In what used to be a production facility for a Kristiansand tobacco company, Umoe Advanced Composites, UAC, is experiencing tremendous success. The former supplier to the oil and gas industry has transitioned to the hydrogen industry and is not looking back.
In 2022, UAC recorded more than NOK 200 million in revenues, up from just NOK 33 in 2017. This year, the company expects to exceed 300 million NOK in turnover, with prospects of an even brighter future.
“We are well positioned for further growth, as the emerging markets for hydrogen and biogas will require lots of low weight pressure vessels and modules for cost effective transportation and storage “, says Ola Engehagen, Chief Commercial Officer of Umoe Advanced Composites.
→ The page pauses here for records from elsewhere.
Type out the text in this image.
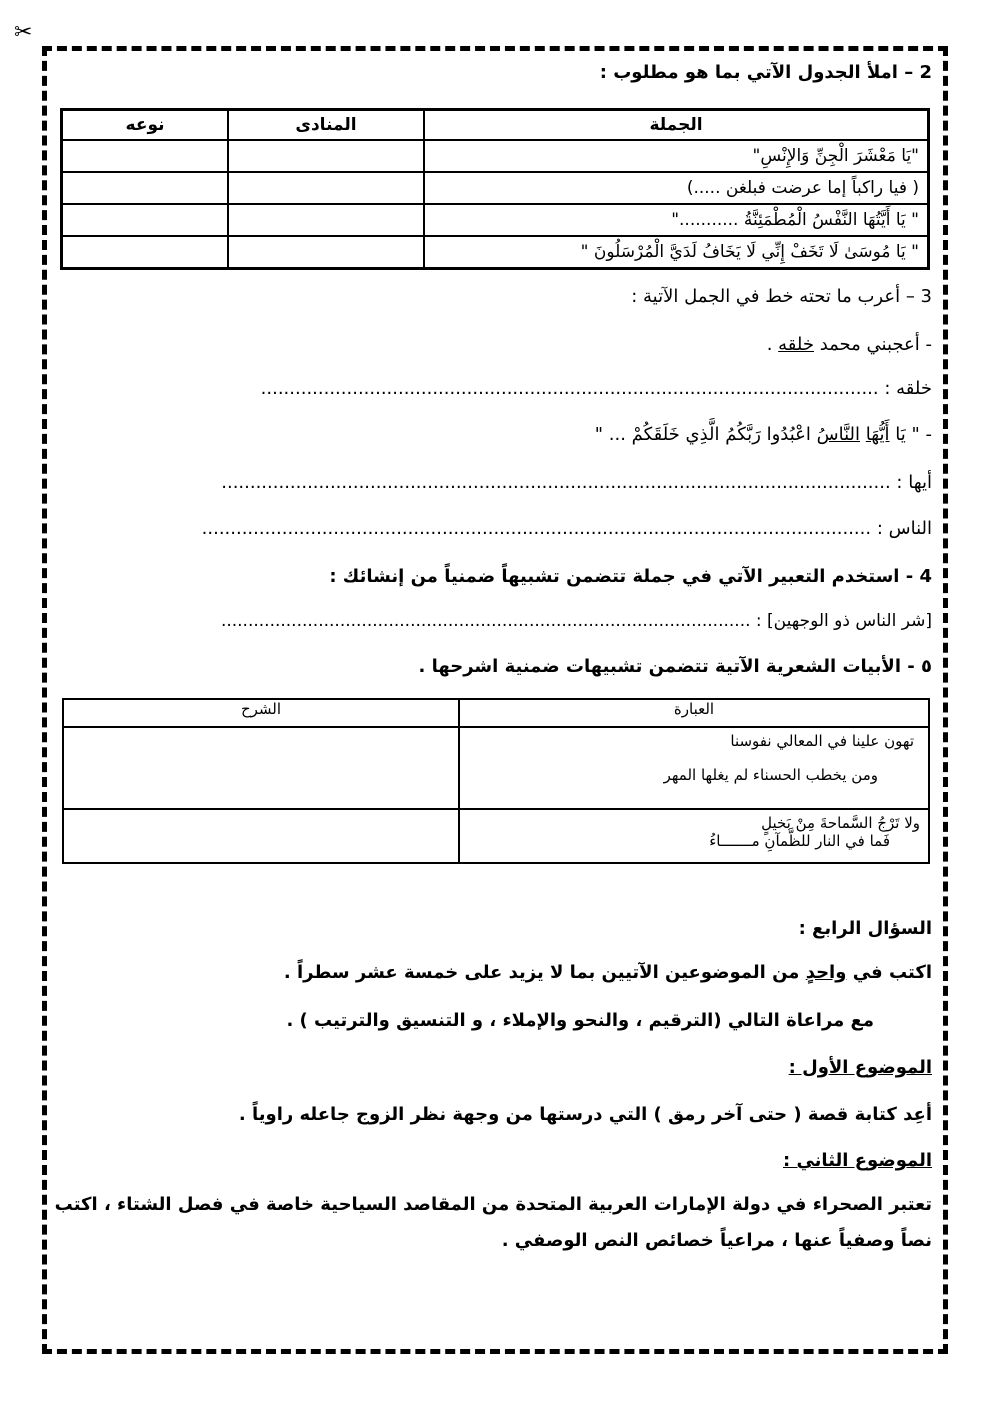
✂
2 – املأ الجدول الآتي بما هو مطلوب :
الجملة	المنادى	نوعه
"يَا مَعْشَرَ الْجِنِّ وَالإِنْسِ"		
( فيا راكباً إما عرضت فبلغن .....)		
" يَا أَيَّتُهَا النَّفْسُ الْمُطْمَئِنَّةُ ..........."		
" يَا مُوسَىٰ لَا تَخَفْ إِنِّي لَا يَخَافُ لَدَيَّ الْمُرْسَلُونَ "		
3 – أعرب ما تحته خط في الجمل الآتية :
- أعجبني محمد خلقه .
خلقه : ............................................................................................................
- " يَا أَيُّهَا النَّاسُ اعْبُدُوا رَبَّكُمُ الَّذِي خَلَقَكُمْ ... "
أيها : .....................................................................................................................
الناس : .....................................................................................................................
4 - استخدم التعبير الآتي في جملة تتضمن تشبيهاً ضمنياً من إنشائك :
[شر الناس ذو الوجهين] : ..................................................................................................
٥ - الأبيات الشعرية الآتية تتضمن تشبيهات ضمنية اشرحها .
العبارة	الشرح

تهون علينا في المعالي نفوسنا
ومن يخطب الحسناء لم يغلها المهر	

ولا تَرْجُ السَّماحةَ مِنْ بَخيلٍ
فَما في النار للظَّمآنِ مـــــــاءُ	

السؤال الرابع :
اكتب في واحدٍ من الموضوعين الآتيين بما لا يزيد على خمسة عشر سطراً .
مع مراعاة التالي (الترقيم ، والنحو والإملاء ، و التنسيق والترتيب ) .
الموضوع الأول :
أعِد كتابة قصة ( حتى آخر رمق ) التي درستها من وجهة نظر الزوج جاعله راوياً .
الموضوع الثاني :
تعتبر الصحراء في دولة الإمارات العربية المتحدة من المقاصد السياحية خاصة في فصل الشتاء ، اكتب
نصاً وصفياً عنها ، مراعياً خصائص النص الوصفي .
Continued increase in production means more hires. UAC is looking for expertise within various fields, such as materials technology, electronics, and automation.
UPS AND DOWNS IN OIL & GAS
Shortly after the famous tobacco company Asbjørnsen folded in 2005, UAC moved in and began production of large pressure vessels for compressed gas. During its first years, the company relied heavily on the offshore sector, delivering super strong, low weight composite pressure vessels to semi-submersible oil rigs and drill ships, offshore and subsea cranes, winches, and heave compensation accumulator systems. UAC’s vessels replaced steel vessels, which were heavier and came with a shorter life span expectancy.
In 2014, plummeting oil prices significantly decreased demand for UAC products. The downturn in oil and gas turned out to be a game changer for the company, which found new and promising markets onshore.
According to Ola Engehagen, land-based transport of gas had traditionally been based on steel tanks. The market was overripe for UAC’s light weight and strong composite pressure vessels.
“We signed our first contract with AGA/Linde . Since then, demand has continuously grown. Our tanks can withstand up to 450 bar pressure and transportable modules can hold three times more gas compared to steel solutions,” says Engehagen.
Gas vessels produced in Kristiansand are six to seven meters long and approx. 75 centimeters in diameter. They are made from a gas-tight core of polyethylene and reinforced with a coat of high-strength glassfiber and epoxy. The coating ensures that the tank can withstand very high pressure. Filled with hydrogen in gaseous form, such a tank holds more than 50 kilograms of gas, which corresponds to the energy needed to drive a car 6,000 kilometers.
Gas tanks from UAC are used to transport gas from a production site to the customer, or as fuel tank for ferries and different types of cargo and offshore ships . Tanks are transported in specially designed container modules that hold 18 to 22 interconnected pressure vessels.
Compressed natural gas and biomethane modules were dominant in the first years, but since 2018 hydrogen has rapidly taken a bigger share. In 2022, 80 percent of revenue was related to hydrogen.
“Hydrogen is an important source of energy both in power-intensive industry and for land- and sea-based transportation for years to come. In Switzerland, the ambition is to have 1,600 hydrogen-powered trucks on the road by 2026. Building a countrywide network for fueling will require 100 filling stations. We collaborate with Hydrospider on deliveries to such stations,” says Engehagen.
In Norway, hydrogen is an emerging industry which will present business opportunity for UAC.
“We are perfectly positioned in the market and working hard to capture new market shares. Being the only supplier of high-strength pressure vessels of this size and capacity, we will play an important role in the green transition,” says Engehagen.